Foram 16 curtas 35mm e destaco a produção recifense que levantou a platéia para aplaudir no final, até os créditos, o ‘Calma Monga, Calma!’ um curta meio noir-cômico nas ruas da capital. 12 foram os curtas digitais, Vou Estraçaiá – exibido na noite de estréia, foi realmente gloriosamente aplaudido. 6 longas sem nenhum grande destaque além do grande vencedor da noite (Estamos Todos Juntos).

Nem tudo são flores. Muitas produções aquém do previsto, que não surpreenderam ou apresentaram boas técnicas também apareceram aos bocados e uma participação do Júri Popular (que esse ano fui convidado a integrar) que elegeu filmes de fácil acesso (como Braxília ou JMB, O Famigerado). Do Júri Oficial é notável um apreço pela técnica e o vencedor de 35mm foi um curta muito muito bom (Janela Molhada).

Teve lugar para grandes produtoras (O2 e Panda) e ganharam alguns prêmios – de certo mais pela produção em si do que pela criatividade narrativa. Ainda coroaram A Fábula da Três Avós (um simpático curta digital muito bem escrito e dirigido por Turini). Não entendi bem a quantidade de prêmios que Família Vende Tudo levou (incluindo um estranho Caco Ciocler, Direção de Arte e Trilha (oi?!). Marisol Ribeiro e Leandra Leal dividiram, com méritos, o prêmio de atriz.
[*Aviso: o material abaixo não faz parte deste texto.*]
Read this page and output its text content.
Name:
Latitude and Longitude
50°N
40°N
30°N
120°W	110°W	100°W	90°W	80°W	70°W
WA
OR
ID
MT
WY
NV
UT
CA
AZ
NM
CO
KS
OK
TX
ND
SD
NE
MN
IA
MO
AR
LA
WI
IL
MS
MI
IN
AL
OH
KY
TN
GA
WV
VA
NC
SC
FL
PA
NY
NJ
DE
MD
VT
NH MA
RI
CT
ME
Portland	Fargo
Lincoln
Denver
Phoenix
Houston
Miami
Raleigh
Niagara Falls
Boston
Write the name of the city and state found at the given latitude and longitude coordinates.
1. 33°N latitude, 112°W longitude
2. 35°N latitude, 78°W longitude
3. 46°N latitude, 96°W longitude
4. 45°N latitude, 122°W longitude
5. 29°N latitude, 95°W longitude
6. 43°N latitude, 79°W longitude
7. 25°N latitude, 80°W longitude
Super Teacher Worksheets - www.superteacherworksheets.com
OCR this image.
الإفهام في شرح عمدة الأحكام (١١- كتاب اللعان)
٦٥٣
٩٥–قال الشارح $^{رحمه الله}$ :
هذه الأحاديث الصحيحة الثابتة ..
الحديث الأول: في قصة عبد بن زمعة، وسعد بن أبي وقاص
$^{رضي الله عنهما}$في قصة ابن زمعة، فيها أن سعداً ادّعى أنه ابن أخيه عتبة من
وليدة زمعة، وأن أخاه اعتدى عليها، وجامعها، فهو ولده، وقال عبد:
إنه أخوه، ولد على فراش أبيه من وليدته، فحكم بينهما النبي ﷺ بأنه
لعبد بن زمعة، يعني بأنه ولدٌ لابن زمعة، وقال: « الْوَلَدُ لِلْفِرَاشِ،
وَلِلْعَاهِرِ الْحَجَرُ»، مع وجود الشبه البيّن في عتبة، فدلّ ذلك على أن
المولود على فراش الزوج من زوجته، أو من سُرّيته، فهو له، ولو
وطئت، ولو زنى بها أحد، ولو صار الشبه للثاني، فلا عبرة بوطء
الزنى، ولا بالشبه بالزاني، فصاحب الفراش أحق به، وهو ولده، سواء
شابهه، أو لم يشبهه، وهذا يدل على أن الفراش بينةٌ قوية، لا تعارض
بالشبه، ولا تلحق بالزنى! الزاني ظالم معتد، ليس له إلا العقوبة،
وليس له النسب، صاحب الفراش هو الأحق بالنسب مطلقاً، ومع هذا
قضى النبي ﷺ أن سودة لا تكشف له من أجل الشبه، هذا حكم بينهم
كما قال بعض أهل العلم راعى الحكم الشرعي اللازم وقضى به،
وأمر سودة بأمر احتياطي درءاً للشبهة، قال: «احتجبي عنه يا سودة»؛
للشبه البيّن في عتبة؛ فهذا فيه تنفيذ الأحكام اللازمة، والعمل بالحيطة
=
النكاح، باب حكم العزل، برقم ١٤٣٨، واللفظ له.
E não teria como o Prêmio Gilberto Freyre ser dado a outro. Vamos Fazer Um Brinde evocou características brasileiras como poucas recentes produções e arrancou aplausos com um elenco presente durante toda a cerimônia. Ainda teve lugar para um protesto durante a entrega que clamou por menos política envolvida e mais cinema (algo que, pessoalmente, achei desnecessário, já que avalio todo o Festival com um saldo positivo tanto na organização como na exibição das produções.

E que o próximo ano venha com muito mais surpresas e a mesma participação efetiva do público pernambucano, que se mostrou participativo e colaborador durante todo o Cine PE 2011.